By analyzing existing cross correlation between Wesmark West Virginia and Wesmark Government Bond, you can compare the effects of market volatilities on Wesmark West and Wesmark Government and check how they will diversify away market risk if combined in the same portfolio for a given time horizon. You can also utilize pair trading strategies of matching a long position in Wesmark West with a short position of Wesmark Government. Check out your portfolio center. Please also check ongoing floating volatility patterns of Wesmark West and Wesmark Government.

Diversification Opportunities for Wesmark West and Wesmark Government

0.73
  Correlation Coefficient

Poor diversification

The 3 months correlation between Wesmark and Wesmark is 0.73. Overlapping area represents the amount of risk that can be diversified away by holding Wesmark West Virginia and Wesmark Government Bond in the same portfolio, assuming nothing else is changed. The correlation between historical prices or returns on Wesmark Government Bond and Wesmark West is a relative statistical measure of the degree to which these equity instruments tend to move together. The correlation coefficient measures the extent to which returns on Wesmark West Virginia are associated (or correlated) with Wesmark Government. Values of the correlation coefficient range from -1 to +1, where. The correlation of zero (0) is possible when the price movement of Wesmark Government Bond has no effect on the direction of Wesmark West i.e., Wesmark West and Wesmark Government go up and down completely randomly.
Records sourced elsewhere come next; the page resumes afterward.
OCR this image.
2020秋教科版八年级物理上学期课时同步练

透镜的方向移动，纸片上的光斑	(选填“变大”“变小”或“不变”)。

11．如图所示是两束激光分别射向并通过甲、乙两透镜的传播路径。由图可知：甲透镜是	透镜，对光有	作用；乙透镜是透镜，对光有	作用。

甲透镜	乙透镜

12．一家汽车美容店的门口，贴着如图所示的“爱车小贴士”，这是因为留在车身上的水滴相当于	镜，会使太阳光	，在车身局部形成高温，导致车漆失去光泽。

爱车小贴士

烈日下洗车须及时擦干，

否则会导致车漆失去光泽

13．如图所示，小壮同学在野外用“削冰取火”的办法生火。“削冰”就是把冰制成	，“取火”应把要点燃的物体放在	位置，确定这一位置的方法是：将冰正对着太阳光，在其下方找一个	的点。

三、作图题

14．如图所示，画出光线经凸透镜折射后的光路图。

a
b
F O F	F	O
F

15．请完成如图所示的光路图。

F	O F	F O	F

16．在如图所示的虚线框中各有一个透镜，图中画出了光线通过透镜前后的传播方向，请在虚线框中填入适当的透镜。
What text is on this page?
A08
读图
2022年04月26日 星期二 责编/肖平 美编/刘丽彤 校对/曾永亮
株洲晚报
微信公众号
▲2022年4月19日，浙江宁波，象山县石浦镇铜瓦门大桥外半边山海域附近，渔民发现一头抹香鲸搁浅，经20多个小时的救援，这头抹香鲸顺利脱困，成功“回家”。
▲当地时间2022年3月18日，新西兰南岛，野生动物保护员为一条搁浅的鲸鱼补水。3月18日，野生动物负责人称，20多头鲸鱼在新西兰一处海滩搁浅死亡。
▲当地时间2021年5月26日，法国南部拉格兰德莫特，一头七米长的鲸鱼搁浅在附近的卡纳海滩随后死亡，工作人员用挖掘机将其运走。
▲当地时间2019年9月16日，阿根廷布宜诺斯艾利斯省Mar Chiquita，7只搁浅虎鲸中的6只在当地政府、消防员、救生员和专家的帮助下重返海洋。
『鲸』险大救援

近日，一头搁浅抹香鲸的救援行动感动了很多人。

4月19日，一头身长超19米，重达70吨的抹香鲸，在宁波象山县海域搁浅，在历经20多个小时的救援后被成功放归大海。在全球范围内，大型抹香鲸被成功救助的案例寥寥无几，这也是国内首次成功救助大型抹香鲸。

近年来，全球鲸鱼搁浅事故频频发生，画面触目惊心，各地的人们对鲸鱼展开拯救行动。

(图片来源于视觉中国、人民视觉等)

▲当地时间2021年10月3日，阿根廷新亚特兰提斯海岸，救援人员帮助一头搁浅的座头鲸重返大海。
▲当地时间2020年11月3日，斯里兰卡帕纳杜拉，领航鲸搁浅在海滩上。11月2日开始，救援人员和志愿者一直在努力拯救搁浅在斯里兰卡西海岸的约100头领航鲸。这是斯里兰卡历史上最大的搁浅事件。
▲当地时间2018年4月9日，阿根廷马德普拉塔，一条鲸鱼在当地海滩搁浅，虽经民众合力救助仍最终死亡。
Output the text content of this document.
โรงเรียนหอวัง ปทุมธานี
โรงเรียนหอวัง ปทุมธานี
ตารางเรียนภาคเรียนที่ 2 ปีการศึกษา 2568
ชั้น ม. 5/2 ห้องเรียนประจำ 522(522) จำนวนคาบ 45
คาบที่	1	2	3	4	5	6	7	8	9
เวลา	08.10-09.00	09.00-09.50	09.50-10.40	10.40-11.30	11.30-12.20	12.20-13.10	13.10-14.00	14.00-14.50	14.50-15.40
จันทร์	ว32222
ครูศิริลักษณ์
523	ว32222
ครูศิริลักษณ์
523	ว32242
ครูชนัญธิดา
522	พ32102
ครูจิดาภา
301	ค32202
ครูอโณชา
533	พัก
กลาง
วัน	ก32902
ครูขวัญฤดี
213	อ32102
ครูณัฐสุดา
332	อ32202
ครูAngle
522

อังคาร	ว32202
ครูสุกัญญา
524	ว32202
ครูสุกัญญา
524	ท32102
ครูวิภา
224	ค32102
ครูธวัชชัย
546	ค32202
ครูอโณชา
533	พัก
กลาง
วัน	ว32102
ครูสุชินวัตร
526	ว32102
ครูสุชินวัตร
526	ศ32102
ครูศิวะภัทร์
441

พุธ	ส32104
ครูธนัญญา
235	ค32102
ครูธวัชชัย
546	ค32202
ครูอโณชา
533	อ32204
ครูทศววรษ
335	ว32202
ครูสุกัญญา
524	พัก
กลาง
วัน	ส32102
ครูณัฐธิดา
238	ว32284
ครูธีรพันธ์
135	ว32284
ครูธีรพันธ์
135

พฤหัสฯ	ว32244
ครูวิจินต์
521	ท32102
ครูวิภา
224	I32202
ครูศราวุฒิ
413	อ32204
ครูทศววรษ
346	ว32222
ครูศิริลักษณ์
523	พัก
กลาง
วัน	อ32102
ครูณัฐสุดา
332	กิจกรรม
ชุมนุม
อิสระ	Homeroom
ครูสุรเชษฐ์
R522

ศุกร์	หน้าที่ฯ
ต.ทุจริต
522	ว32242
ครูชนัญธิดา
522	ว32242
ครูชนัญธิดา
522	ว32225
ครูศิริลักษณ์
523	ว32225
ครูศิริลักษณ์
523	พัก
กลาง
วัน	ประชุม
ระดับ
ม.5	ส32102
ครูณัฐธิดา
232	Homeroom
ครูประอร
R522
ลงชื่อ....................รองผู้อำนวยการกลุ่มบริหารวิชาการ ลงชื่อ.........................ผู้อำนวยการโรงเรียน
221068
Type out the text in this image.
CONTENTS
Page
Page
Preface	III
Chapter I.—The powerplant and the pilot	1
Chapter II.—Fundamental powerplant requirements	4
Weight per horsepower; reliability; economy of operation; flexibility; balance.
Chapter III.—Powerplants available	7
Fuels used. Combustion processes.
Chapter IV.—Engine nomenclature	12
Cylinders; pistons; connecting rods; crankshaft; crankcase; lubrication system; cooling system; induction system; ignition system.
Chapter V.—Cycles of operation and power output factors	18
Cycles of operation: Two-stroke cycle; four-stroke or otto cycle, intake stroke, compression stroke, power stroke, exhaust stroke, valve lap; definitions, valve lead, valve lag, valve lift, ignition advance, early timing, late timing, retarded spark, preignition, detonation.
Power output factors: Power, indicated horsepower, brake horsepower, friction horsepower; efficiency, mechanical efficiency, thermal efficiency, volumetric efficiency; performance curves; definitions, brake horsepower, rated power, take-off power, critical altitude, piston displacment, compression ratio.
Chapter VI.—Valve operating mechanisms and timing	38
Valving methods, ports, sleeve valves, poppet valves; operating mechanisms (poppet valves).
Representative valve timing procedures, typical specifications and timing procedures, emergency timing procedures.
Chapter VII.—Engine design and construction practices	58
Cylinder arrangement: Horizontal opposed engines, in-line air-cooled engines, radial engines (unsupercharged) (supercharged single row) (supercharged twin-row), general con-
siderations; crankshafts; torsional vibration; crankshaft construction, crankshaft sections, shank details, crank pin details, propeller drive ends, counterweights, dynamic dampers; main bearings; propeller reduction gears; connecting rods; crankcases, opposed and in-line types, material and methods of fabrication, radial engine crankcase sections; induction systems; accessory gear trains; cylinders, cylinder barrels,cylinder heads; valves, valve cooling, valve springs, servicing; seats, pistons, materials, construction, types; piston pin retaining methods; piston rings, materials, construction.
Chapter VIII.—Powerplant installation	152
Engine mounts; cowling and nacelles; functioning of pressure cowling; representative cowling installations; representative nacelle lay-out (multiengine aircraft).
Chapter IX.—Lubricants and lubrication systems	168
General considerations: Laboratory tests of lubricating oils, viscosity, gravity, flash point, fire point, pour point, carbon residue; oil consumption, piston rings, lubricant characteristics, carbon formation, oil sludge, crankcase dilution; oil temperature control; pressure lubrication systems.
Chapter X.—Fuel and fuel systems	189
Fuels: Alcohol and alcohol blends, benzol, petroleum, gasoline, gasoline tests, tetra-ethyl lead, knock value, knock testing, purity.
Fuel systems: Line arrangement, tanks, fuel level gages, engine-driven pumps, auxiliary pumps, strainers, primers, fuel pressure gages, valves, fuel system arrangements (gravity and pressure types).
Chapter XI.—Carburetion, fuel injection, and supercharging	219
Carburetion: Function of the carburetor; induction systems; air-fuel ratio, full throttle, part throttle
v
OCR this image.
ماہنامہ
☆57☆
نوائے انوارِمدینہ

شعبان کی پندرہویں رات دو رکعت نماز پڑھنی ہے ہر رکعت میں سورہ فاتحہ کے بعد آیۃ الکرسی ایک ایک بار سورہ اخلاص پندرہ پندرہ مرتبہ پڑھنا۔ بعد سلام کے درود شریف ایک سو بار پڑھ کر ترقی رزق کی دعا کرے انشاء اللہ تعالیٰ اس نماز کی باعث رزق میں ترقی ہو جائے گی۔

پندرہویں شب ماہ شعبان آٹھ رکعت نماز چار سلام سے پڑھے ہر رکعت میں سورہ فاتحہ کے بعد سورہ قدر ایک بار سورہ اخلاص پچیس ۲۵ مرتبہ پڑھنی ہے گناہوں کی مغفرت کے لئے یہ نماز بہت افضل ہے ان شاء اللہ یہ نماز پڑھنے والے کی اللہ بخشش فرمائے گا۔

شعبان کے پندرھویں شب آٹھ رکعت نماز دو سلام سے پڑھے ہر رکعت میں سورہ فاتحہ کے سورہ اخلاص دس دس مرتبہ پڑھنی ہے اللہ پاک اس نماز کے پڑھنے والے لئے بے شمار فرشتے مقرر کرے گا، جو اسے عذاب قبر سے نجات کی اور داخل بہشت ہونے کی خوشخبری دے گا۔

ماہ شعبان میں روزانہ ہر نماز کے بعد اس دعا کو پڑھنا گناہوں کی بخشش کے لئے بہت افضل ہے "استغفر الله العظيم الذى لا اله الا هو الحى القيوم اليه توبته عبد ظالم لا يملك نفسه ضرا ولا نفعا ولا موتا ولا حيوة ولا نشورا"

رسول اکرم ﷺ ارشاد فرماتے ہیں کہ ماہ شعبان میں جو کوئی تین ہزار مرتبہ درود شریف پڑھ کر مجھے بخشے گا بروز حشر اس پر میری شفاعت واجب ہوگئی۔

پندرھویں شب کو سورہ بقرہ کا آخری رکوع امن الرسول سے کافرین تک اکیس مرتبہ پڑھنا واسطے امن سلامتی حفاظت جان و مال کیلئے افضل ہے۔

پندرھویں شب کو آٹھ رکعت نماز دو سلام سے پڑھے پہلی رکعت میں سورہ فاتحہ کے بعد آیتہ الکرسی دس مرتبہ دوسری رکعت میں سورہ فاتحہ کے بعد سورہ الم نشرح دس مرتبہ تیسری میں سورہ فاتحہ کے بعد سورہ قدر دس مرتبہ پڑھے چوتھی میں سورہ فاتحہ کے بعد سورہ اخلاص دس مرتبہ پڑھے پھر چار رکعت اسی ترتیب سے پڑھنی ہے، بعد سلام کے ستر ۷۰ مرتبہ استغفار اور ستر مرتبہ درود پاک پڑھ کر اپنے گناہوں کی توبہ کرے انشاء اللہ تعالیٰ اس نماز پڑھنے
Pair Corralation between Wesmark West and Wesmark Government

Assuming the 90 days horizon Wesmark West Virginia is expected to generate 0.9 times more return on investment than Wesmark Government. However, Wesmark West Virginia is 1.11 times less risky than Wesmark Government. It trades about -0.06 of its potential returns per unit of risk. Wesmark Government Bond is currently generating about -0.1 per unit of risk. If you would invest  986.00  in Wesmark West Virginia on November 1, 2024 and sell it today you would lose (15.00) from holding Wesmark West Virginia or give up 1.52% of portfolio value over 90 days.
Time Period3 Months [change]
DirectionMoves Together 
StrengthSignificant
Accuracy100.0%
ValuesDaily Returns

Wesmark West Virginia  vs.  Wesmark Government Bond

 Performance 
       Timeline  
Wesmark West Virginia 

Risk-Adjusted Performance

2 of 100

 
Weak
 
Strong
Weak
Compared to the overall equity markets, risk-adjusted returns on investments in Wesmark West Virginia are ranked lower than 2 (%) of all funds and portfolios of funds over the last 90 days. In spite of fairly strong primary indicators, Wesmark West is not utilizing all of its potentials. The current stock price disturbance, may contribute to short-term losses for the investors.
Wesmark Government Bond 

Risk-Adjusted Performance

1 of 100

 
Weak
 
Strong
Very Weak
Compared to the overall equity markets, risk-adjusted returns on investments in Wesmark Government Bond are ranked lower than 1 (%) of all funds and portfolios of funds over the last 90 days. In spite of fairly strong fundamental indicators, Wesmark Government is not utilizing all of its potentials. The current stock price disturbance, may contribute to short-term losses for the investors.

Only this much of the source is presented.